The Nasdaq posted a pedestrian gain of .4% considering its largest component put up a powerful gain of more than 5%. Standing in its way was the very round 200 number, but it did recapture the cup base trigger of 194.30 taken out originally on 7/25. Give credit where its due as it recorded its second consecutive spinning top candle CLOSING above its rising 50 day SMA. The fact that AAPL, of course a Dow member now, did not give a better boost to the price weighted index was a surprise as it is only one of four trading above 200.
The S&P 500 has now held the round 2800 number for 12 straight sessions, as it receded nearly 2% recently. Today made the handle on its cup base legitimate, being 5 days in duration now. The Russell 2000 is still battling with resistance at its upward sloping 50 day SMA, similar to the late April-early May occurrence, before taking off gaining 25 off 33 days beginning with the 5/4 session decisively ending above the 50 day SMA.
The market feels heavier than just being a few percent off all time highs. Wednesday brought weakness in airlines, oil, retailers and gold. Feels pretty diverse. The IYT is having issues with the very round 200 number once again, so soon after doing so in early June too. The GLD is looking at a possible 7th loss in the last 8 weeks. The XRT which was having trouble with the very round 50 number is now trying to stay above its 50 day SMA and the JETS ETF, which is somewhat illiquid, is flying at a low altitude off 11% from most recent 52 week highs.
Technology was in focus Wednesday as the group delivered courtesy of AAPL. The XLK was the best major S&P performer rising .6%, outdoing healthcare and financials which rose .2%. The ETF however has CLOSED in the lower half of the daily range the last four days. It has barely made back one third of the losses of 3.3% from 7/27-30 the last couple days, a meager showing. To add to the negative narrative volume has been soft Tuesday and Wednesday, compared to the bloated volume as the fund lost ground Monday and last Friday. The 70 number that was rough resistance in March and May is your line in the sand.
Energy lagged as the XLE fell by 1.5% battling to stay above its 50 day SMA. Since undercutting the important line on 6/15 it has bobbed above and below the line. It has been tough to judge, and I have been getting more bullish on the space and could very well be wrong. Until 79 is taken out on a CLOSING basis I think you have to lean bearish. One still has to overcome the bearish engulfing candle on 5/22, the bearish shooting star from 7/10 and Mondays doji candle followed up by Tuesday bearish engulfing candle. Perhaps there will not be a crude awakening to the upside.

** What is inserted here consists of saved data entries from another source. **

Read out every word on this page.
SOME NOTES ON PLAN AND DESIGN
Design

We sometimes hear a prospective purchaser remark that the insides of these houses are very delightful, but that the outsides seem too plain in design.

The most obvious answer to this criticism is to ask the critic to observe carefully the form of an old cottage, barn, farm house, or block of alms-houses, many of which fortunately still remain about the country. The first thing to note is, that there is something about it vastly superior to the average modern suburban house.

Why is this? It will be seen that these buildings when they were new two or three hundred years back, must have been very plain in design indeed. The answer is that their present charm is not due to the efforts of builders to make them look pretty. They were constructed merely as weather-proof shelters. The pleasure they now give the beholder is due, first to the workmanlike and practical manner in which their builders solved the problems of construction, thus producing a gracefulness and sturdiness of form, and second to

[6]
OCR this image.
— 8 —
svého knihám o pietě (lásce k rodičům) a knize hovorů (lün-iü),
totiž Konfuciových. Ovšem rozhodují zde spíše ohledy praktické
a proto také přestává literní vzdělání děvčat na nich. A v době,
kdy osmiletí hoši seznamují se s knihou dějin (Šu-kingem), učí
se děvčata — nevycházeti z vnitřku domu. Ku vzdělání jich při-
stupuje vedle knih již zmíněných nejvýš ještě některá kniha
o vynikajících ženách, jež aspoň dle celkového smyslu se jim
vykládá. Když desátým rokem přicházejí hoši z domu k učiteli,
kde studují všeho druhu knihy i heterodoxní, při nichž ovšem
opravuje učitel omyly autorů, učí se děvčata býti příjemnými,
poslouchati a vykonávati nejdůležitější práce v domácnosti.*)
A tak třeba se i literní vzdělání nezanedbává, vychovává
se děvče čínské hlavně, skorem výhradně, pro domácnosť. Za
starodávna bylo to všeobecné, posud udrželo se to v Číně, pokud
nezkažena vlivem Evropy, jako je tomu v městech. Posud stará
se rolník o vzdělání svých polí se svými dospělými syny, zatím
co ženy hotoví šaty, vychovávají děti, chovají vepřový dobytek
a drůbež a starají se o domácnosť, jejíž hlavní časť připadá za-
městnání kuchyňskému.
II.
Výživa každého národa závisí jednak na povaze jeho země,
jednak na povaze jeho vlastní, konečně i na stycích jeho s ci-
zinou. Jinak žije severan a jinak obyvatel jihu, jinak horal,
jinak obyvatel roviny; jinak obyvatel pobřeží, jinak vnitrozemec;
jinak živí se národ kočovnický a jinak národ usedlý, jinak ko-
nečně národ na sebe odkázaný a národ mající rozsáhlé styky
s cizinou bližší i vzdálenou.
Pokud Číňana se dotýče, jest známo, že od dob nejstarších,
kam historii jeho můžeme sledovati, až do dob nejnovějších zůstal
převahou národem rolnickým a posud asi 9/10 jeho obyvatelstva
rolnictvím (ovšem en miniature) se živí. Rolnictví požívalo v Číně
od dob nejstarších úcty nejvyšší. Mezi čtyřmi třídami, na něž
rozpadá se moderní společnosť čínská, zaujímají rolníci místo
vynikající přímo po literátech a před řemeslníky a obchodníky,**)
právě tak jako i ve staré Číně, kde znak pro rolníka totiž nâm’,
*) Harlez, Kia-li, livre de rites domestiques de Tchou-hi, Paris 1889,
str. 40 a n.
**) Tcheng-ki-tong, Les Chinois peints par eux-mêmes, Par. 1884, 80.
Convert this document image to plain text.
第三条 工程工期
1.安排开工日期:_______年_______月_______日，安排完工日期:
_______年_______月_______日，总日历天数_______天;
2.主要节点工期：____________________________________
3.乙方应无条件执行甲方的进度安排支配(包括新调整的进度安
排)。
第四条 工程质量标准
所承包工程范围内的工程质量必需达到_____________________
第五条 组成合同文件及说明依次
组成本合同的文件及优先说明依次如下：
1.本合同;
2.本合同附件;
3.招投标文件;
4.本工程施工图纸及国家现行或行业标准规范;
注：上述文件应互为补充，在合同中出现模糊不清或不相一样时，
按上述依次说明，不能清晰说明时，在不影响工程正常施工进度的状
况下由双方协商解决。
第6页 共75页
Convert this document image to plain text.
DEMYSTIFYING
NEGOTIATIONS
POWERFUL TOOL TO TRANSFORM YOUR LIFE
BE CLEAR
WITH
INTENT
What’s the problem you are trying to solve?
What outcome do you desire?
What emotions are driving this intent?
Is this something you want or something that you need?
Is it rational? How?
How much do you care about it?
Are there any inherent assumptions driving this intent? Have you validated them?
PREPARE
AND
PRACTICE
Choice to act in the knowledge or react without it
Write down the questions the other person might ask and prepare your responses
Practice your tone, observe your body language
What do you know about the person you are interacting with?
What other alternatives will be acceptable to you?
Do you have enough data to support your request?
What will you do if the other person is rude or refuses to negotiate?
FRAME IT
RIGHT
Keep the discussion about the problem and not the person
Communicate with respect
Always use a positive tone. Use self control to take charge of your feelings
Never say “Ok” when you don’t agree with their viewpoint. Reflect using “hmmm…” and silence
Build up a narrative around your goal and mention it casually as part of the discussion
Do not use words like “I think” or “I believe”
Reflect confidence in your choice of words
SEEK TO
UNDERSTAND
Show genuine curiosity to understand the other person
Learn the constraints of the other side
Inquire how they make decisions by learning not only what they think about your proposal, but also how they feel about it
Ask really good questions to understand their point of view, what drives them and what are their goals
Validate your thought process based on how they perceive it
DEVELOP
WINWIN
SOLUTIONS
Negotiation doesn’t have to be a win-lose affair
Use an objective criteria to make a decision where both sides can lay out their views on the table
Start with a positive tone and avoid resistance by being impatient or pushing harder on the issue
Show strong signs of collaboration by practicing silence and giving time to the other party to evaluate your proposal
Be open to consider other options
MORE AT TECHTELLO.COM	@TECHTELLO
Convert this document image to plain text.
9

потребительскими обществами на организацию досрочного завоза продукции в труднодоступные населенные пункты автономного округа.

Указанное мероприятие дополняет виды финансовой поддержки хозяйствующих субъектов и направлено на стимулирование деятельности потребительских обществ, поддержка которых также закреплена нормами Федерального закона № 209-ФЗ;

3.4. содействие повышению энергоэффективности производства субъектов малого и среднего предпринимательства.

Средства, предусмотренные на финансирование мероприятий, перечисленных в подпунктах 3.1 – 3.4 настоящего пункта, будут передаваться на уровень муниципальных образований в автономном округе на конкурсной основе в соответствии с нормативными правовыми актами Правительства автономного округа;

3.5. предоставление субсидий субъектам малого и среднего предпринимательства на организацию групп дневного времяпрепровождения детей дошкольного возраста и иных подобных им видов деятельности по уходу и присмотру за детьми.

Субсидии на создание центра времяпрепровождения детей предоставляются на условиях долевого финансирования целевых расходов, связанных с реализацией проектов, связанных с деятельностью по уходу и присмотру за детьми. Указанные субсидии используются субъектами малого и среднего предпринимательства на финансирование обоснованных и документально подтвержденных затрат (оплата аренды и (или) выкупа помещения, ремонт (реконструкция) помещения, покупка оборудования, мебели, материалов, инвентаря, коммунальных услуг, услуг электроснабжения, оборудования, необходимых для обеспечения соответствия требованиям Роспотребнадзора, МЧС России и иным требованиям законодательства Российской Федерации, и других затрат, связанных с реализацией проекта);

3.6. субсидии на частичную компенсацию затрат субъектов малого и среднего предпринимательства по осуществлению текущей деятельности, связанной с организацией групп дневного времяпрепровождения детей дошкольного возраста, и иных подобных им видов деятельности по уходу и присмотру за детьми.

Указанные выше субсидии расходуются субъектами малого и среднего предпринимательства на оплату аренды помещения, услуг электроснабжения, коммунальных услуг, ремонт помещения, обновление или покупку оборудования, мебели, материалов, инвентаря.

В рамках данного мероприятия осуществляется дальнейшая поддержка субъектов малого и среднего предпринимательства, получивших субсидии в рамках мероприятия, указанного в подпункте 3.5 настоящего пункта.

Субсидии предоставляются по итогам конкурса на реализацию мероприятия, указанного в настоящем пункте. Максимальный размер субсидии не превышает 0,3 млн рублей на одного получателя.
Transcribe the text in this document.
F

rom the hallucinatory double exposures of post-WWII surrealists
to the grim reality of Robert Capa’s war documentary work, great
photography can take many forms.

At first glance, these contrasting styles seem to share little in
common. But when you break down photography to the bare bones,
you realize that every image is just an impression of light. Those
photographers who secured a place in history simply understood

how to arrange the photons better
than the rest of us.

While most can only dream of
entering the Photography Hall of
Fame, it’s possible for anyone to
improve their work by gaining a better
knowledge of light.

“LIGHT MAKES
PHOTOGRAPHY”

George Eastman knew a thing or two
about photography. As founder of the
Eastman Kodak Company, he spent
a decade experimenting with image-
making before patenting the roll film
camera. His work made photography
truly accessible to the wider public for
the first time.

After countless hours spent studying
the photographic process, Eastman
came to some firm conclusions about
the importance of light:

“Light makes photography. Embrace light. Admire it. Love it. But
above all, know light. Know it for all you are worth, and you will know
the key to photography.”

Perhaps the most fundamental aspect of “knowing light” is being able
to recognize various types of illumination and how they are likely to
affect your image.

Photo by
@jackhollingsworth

We are big believers in confirming prices, most importantly on a CLOSING basis. The round number theory is also a favorite and the chart below has both. In our Friday 7/27 Game Plan this is how we profiled PTC, a best in breed software name. It was on the verge on breaking above a bullish ascending triangle formation whose trigger aligned with the very round par number. However the 100 figure was never taken out on a CLOSING basis and has since fallen 8% off most recent all time highs. Those who purchased trying to front run the trigger have payed a price. It is now nearing a gap fill from the 6/8 session. If that should hold one could enter there and add to through a potential double bottom trigger of 99.96. Those pesky round numbers are something.